### Load Packages & Data

In [None]:
import pandas as pd
import matplotlib.pyplot as plt
import seaborn as sns
import numpy as np

In [None]:
dat = pd.read_csv('https://raw.githubusercontent.com/rfordatascience/tidytuesday/master/data/2023/2023-04-04/soccer21-22.csv')

dat.head(5)

### EDA

In [None]:
## Check Columns for NAs
len(dat) - dat.count()

In [None]:
## Plot the count of Full Time Results (FTR)
sns.countplot(x = 'FTR', data = dat)

In [None]:
dat['FTR'].value_counts()

### Get Key Model Features and Create a Plot

In [None]:
dat.columns

In [None]:
dat_model = dat[['FTR', 'HTHG', 'HTAG', 'HS', 'AS', 'HST', 'AST', 'HF', 'AF', 'HC', 'AC',
       'HY', 'AY', 'HR', 'AR']]

dat_model.head()

In [None]:
dat_model.columns

In [None]:
dat_model_long = pd.melt(dat_model, 
        id_vars = 'FTR',
        value_vars = ['HTHG', 'HTAG', 'HS', 'AS', 'HST', 'AST', 'HF', 'AF', 'HC', 'AC',
       'HY', 'AY', 'HR', 'AR'])

dat_model_long.head()

In [None]:
sns.boxplot(x = 'FTR',
           y = 'value',
           data = dat_model_long)

In [None]:
f = sns.FacetGrid(dat_model_long, col = "variable", col_wrap = 4, sharey = False, sharex = False)
f.map(sns.boxplot, 'FTR', 'value')
f.add_legend()

### Train/Test Split

In [None]:
from sklearn.model_selection import train_test_split

In [None]:
features = dat_model.drop('FTR', axis=1)
outcome = dat_model['FTR']

X_train, X_test, y_train, y_test = train_test_split(
    features,
    outcome, 
    test_size=0.25,
    stratify=outcome
)

In [None]:
X_train.head()

In [None]:
y_train.value_counts() / len(y_train)

In [None]:
y_test.value_counts() / len(y_test)

### Set Up Random Forest Classifier

In [None]:
from sklearn.ensemble import RandomForestClassifier

In [None]:
rf_model = RandomForestClassifier()

### Perform Hyperparameter Tuning on Cross Validation Folds

In [None]:
from sklearn.model_selection import GridSearchCV
from sklearn.model_selection import RepeatedStratifiedKFold

In [None]:
# Dictionary of the parameter grid to explore
forest_params = [{'max_features': list(np.linspace(start = 1, stop = 14, num = 5).astype(int)),
                 'n_estimators': list(np.linspace(start = 400, stop = 900, num = 5).astype(int))}]

In [None]:
# create cross validated structure
cv_structure = RepeatedStratifiedKFold(n_splits = 5, n_repeats = 1, random_state=30)

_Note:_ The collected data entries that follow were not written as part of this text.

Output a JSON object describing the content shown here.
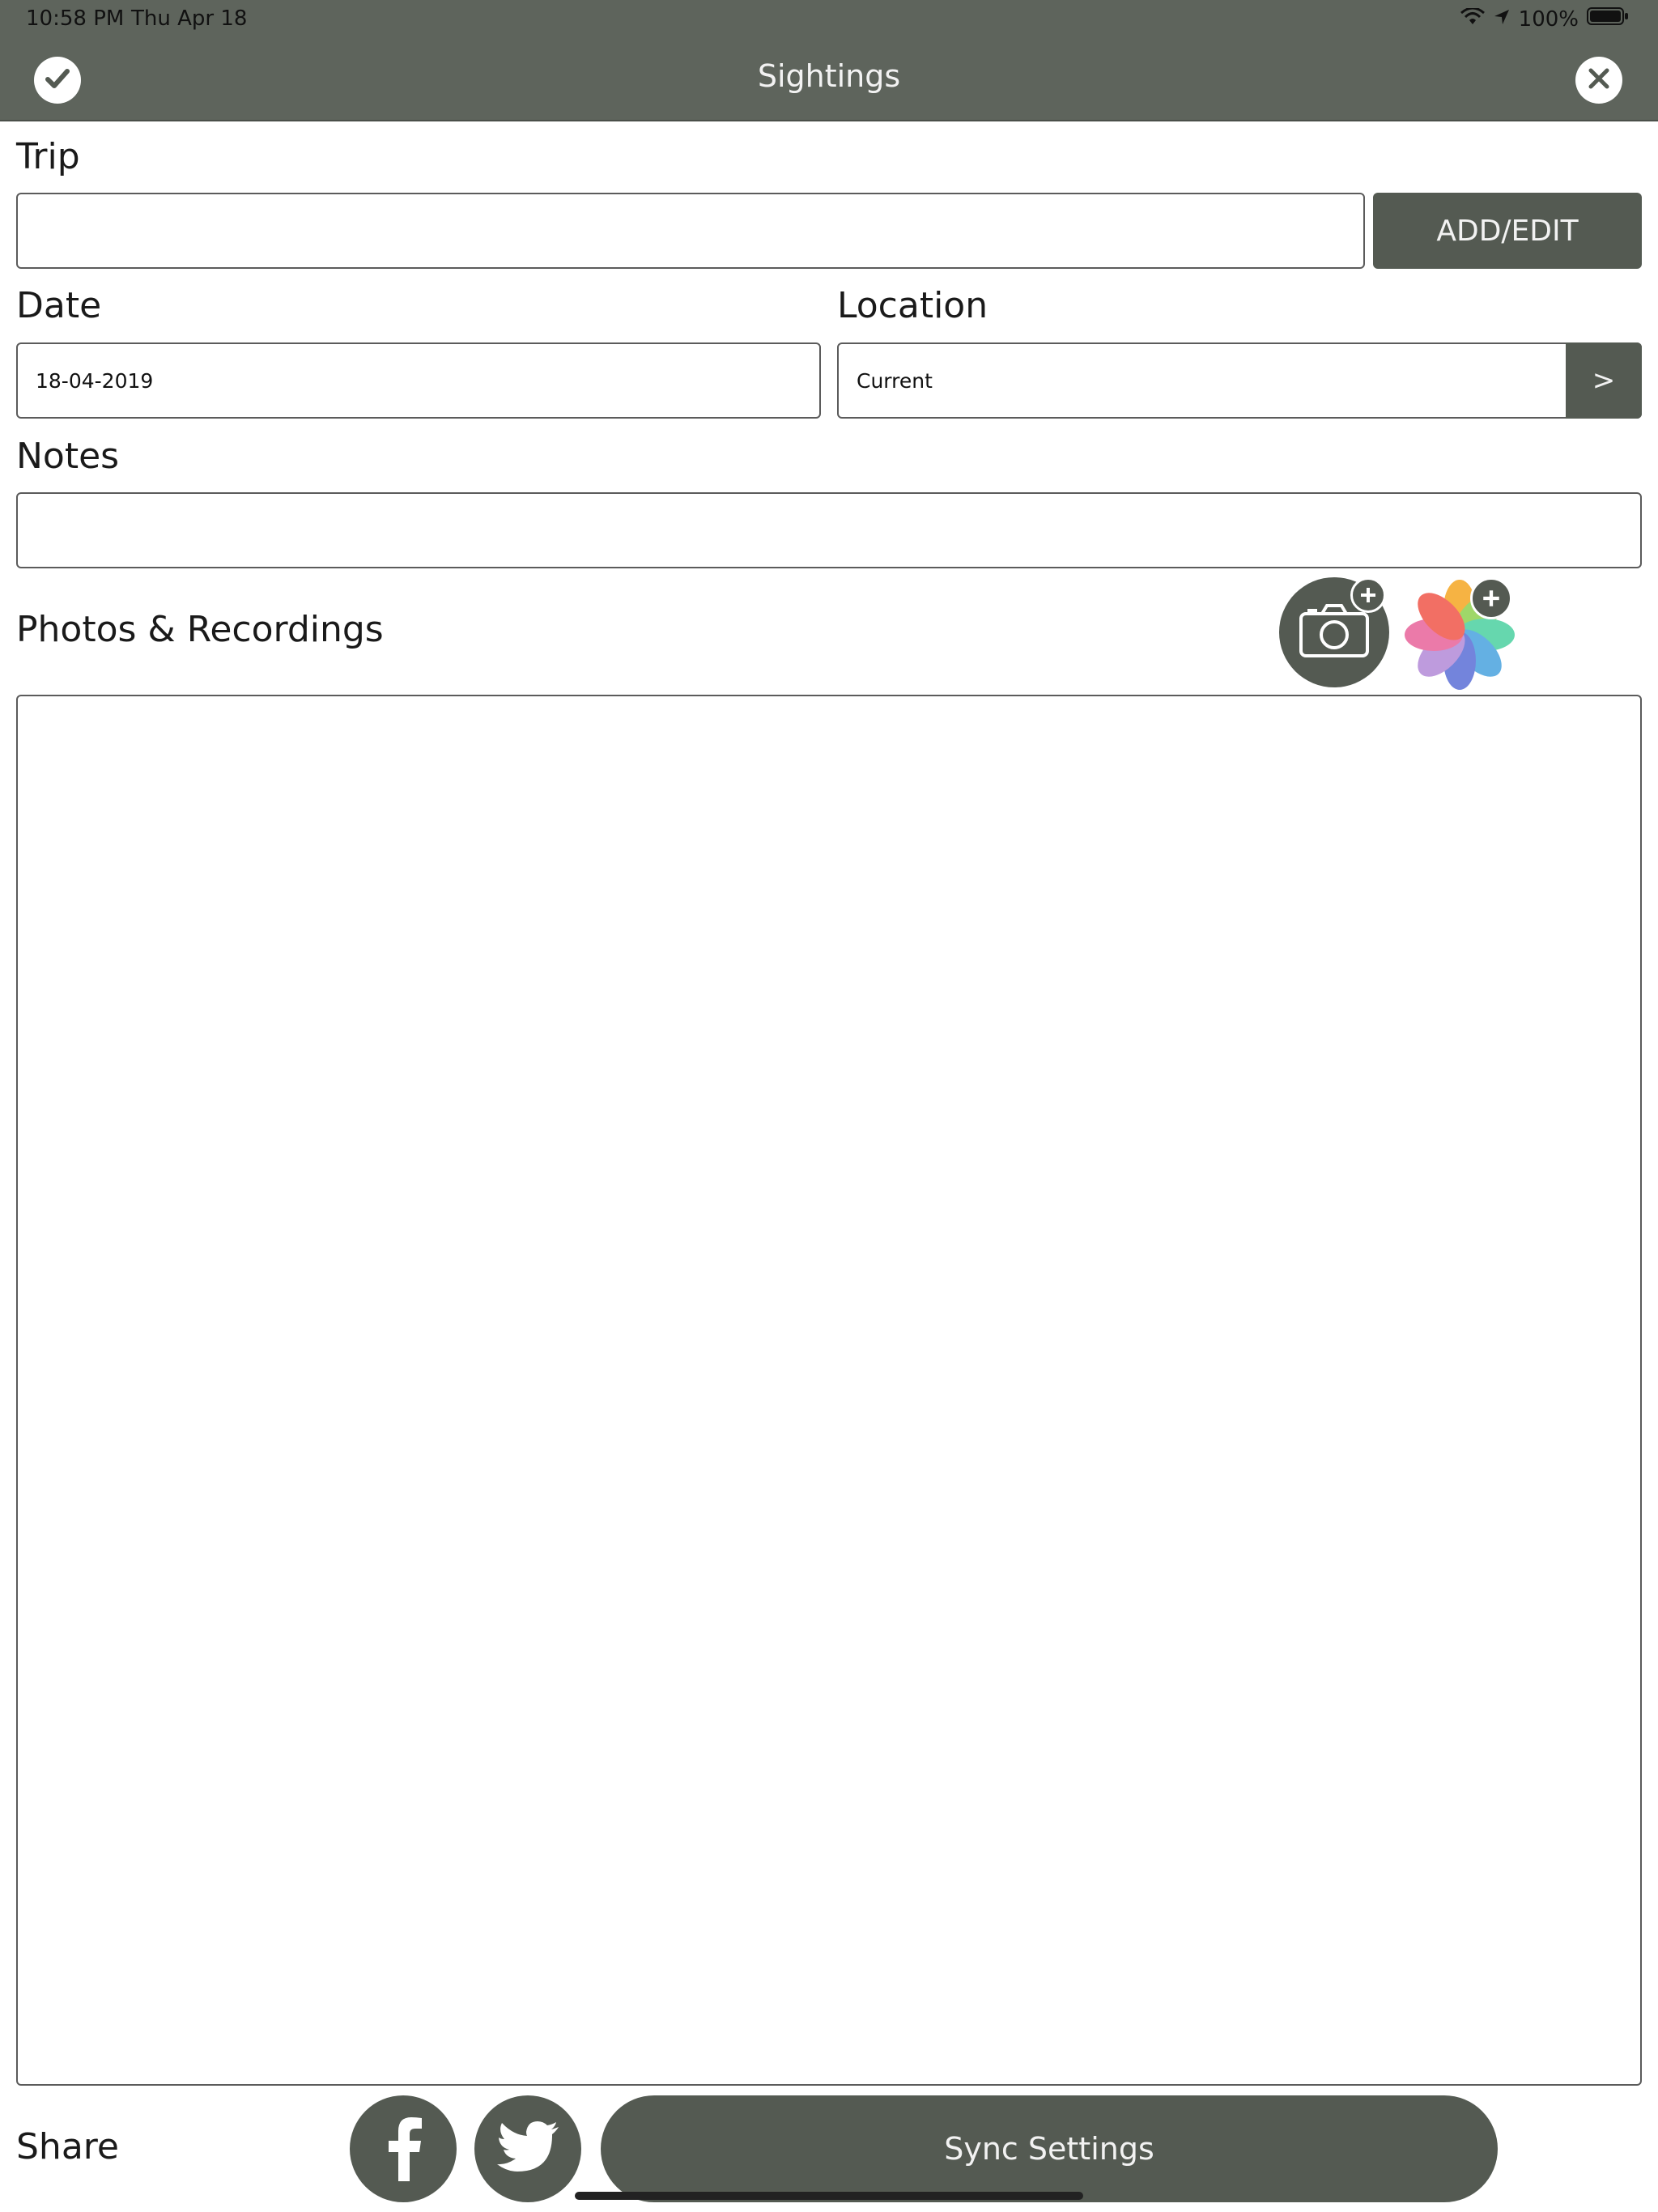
{
  "status_bar": {
    "time": "10:58 PM",
    "date": "Thu Apr 18",
    "battery": "100%",
    "icons": [
      "wifi-icon",
      "location-arrow-icon",
      "battery-icon"
    ]
  },
  "nav": {
    "title": "Sightings",
    "confirm_icon": "checkmark-icon",
    "close_icon": "close-icon"
  },
  "form": {
    "trip": {
      "label": "Trip",
      "value": "",
      "button_label": "ADD/EDIT"
    },
    "date": {
      "label": "Date",
      "value": "18-04-2019"
    },
    "location": {
      "label": "Location",
      "value": "Current",
      "button_label": ">"
    },
    "notes": {
      "label": "Notes",
      "value": ""
    }
  },
  "media": {
    "label": "Photos & Recordings",
    "camera_icon": "camera-add-icon",
    "gallery_icon": "photos-add-icon"
  },
  "share": {
    "label": "Share",
    "facebook_icon": "facebook-icon",
    "twitter_icon": "twitter-icon",
    "sync_label": "Sync Settings"
  },
  "colors": {
    "bar": "#5e645c",
    "button": "#545a52",
    "border": "#5b5b5b"
  }
}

# Set up grid search using accuracy are the performance metric
rf_cv = GridSearchCV(estimator = rf_model,
                     param_grid = forest_params,
                     scoring = 'roc_auc_ovr',
                     n_jobs = -1,
                     cv = cv_structure,
                     verbose = 2)

### Train the model using Cross Validation

In [None]:
rf_cv.fit(X = X_train, y = y_train)

### Best Parameters

In [None]:
# parameters
rf_cv.best_params_

In [None]:
# best model
rf_cv.best_estimator_ 

In [None]:
# Cross Validated Scoring
rf_cv.cv_results_

In [None]:
# store the best parameters
mtry = rf_cv.best_params_['n_estimators']
n_features = rf_cv.best_params_['max_features']

In [None]:
mtry, n_features

### Refit the model using the optimal hyperparameters

In [None]:
rfc_optimized = RandomForestClassifier(n_estimators = mtry, max_features = n_features)
rfc_optimized.fit(X = X_train, y = y_train)

In [None]:
rfc_optimized

### Variable of Importance Plot

#### dotchained version

In [None]:
(
    pd.Series(
        rfc_optimized.feature_importances_,
        index=rfc_optimized.feature_names_in_
    )
    .sort_values(ascending=False)
    .plot(kind='bar', title='Feature Importance')
)

#### original version:

In [None]:
import matplotlib.pyplot as plt

In [None]:
importances = rfc_optimized.feature_importances_
importances

In [None]:
## sort the importances in descending order
indices = np.argsort(importances)[::-1]
indices

In [None]:
## Rearrange feature names so that they match the sorted feature importances
names = [X_test.columns[i] for i in indices]
names

In [None]:
# plot title
plt.title("Feature Importance")

# barplot
plt.bar(range(X_test.shape[1]), importances[indices])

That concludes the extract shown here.